By Gary R. Hess. Category: Poetry
Poetry Genres

The great philosopher Aristotle suggested that poetry is divided into three genres: comedy, tragedy and epic. Aristotle claimed comedy is an imitation of what is inferior in a way that is laughable. He then said that both tragedies and epics are made to portray suffering in a way to produce certain effects with the only difference between the two being epics used a one-verse form and is narrative.

Today, poetry is still considered the owner of the three main poetic forms: lyric, narrative, dramatic. Each form can then be divided into many subdivisions, each consisting of a rhyme scheme, rhythm and/or style.

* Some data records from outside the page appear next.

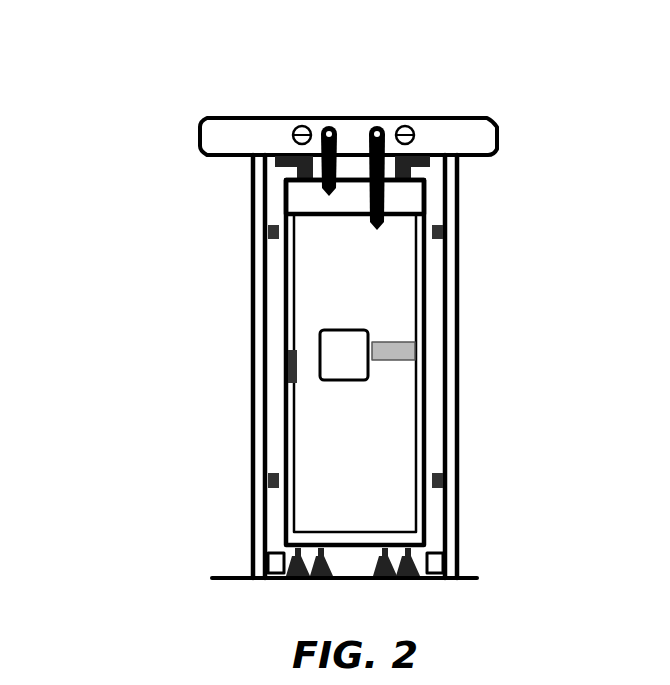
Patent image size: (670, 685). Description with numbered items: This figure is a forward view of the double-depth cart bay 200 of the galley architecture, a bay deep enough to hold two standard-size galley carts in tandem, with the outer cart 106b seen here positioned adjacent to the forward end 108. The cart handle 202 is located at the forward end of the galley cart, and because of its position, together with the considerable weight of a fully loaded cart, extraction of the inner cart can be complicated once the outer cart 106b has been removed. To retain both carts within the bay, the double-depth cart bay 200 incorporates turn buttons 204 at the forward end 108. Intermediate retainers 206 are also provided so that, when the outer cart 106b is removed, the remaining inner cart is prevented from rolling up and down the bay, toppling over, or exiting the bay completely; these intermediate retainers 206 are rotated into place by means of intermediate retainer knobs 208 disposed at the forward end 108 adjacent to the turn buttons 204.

The double-depth cart bay 200 is at (100, 92).
The forward end 108 is at (515, 205).
The intermediate retainer knobs 208 is at (292, 118).
The turn buttons 204 is at (376, 128).
The intermediate retainers 206 is at (303, 184).
The outer cart 106b is at (312, 432).
The cart handle 202 is at (385, 352).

An emotional writing focusing on thought and emotion - can consist of a song-like quality. Subdivisions include elegy, ode and sonnet. Lyric poetry does not attempt to tell a story. Popular lyric poems include the works of Sappho, "Go, lovely Rose" by Edmund Waller and the many sonnets of William Shakespeare.

Read more about lyric poetry.

A poem which tells a story. Includes the subdivision epic, a long story which tells of the heroic ideals of a particular society, and ballad, which generally tell of an event of interest such as a crime. Ballads were originally intended to be sung while dancing. Popular narrative works are "The Canterbury Tales" by Geoffrey Chaucer, "The Divine Comedy" by Dante, "Hiawatha" by Henry Wadsworth Longfellow, "Raven" by Edgar Allan Poe, "The Rape of Lucrece" by Shakespeare and "The Rape of Lock" by Alexander Pope.

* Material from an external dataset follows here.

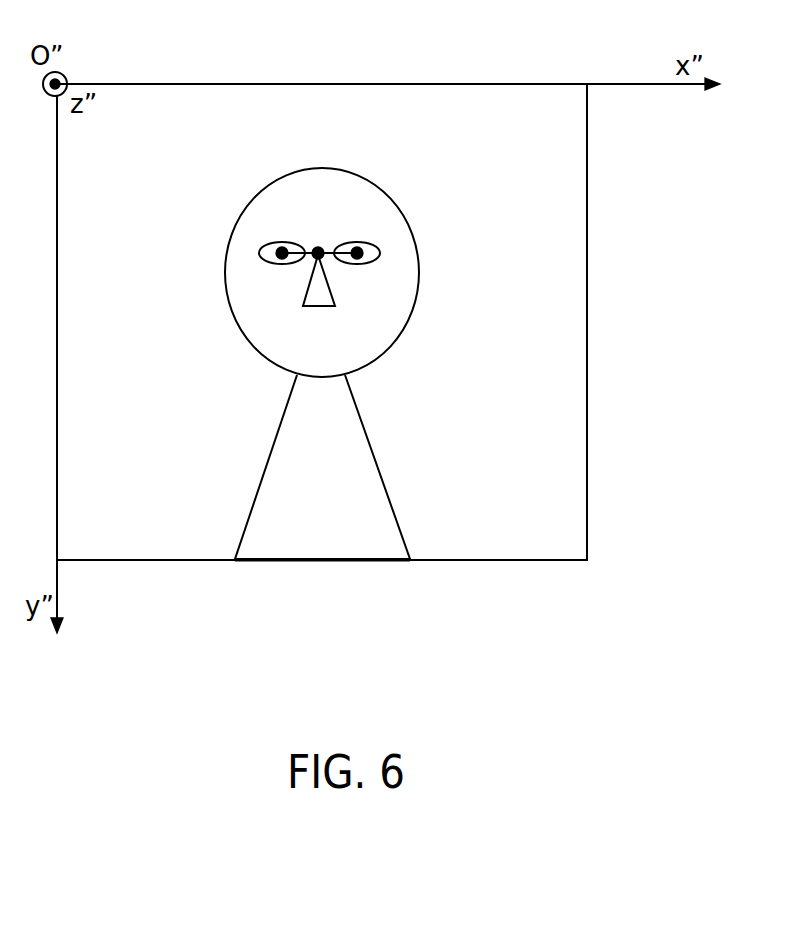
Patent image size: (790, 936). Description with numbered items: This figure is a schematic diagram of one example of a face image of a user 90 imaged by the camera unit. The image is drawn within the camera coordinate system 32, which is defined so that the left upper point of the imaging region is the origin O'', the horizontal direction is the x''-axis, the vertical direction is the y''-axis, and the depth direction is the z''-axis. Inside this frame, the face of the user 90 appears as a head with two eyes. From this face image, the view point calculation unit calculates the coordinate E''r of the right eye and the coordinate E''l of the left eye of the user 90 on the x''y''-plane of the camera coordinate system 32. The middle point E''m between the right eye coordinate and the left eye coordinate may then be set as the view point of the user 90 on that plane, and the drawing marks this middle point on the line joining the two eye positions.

The camera coordinate system 32 is at (618, 84).
The user 90 is at (291, 364).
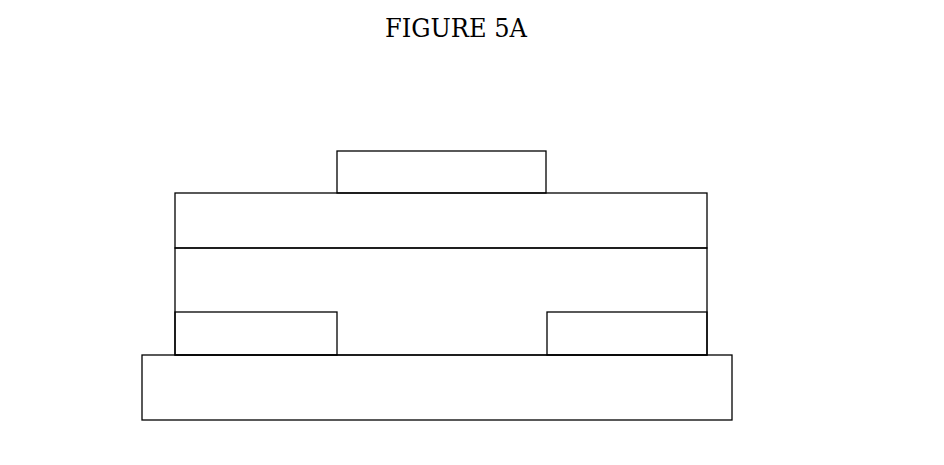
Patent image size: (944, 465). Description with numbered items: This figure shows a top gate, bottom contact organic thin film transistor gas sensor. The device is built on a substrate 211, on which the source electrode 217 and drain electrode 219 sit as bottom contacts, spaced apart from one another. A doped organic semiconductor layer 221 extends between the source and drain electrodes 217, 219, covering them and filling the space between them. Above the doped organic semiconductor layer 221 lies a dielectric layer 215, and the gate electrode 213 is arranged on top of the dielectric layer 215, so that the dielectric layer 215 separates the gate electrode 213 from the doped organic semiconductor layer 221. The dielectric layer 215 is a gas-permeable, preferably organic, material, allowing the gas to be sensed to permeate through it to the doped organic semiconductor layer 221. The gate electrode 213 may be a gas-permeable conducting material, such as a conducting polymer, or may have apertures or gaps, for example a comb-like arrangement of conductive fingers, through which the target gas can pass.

Read more about narrative poetry.

Any drama written in verse which is meant to be spoken, usually to tell a story or portray a situation. The majority of dramatic poetry is written in blank verse. Other forms of dramatic poetry include, but are not limited to, dramatic monologues, rhyme verse and closet drama. Important dramatic works include those by Shakespeare, Ben Jonson and Christopher Marlowe.

These three genres--lyrical, narrative, and dramatic--create an important presence in writing around the world and make up every type of poetry ever created.

This is because each of these three genres can easily be divided into sub-groups and those sub-groups into more sub-groups and so on and so fortch. Essentially, they can make up an endless amounts of styles using endless amounts of techniques. New styles are created almost every day with the most famous being picked up by poetry journals around the world.

With the emergence of the internet, the amount of poetry being read around the world has only increased and will continue to increase at the same pace for years to come.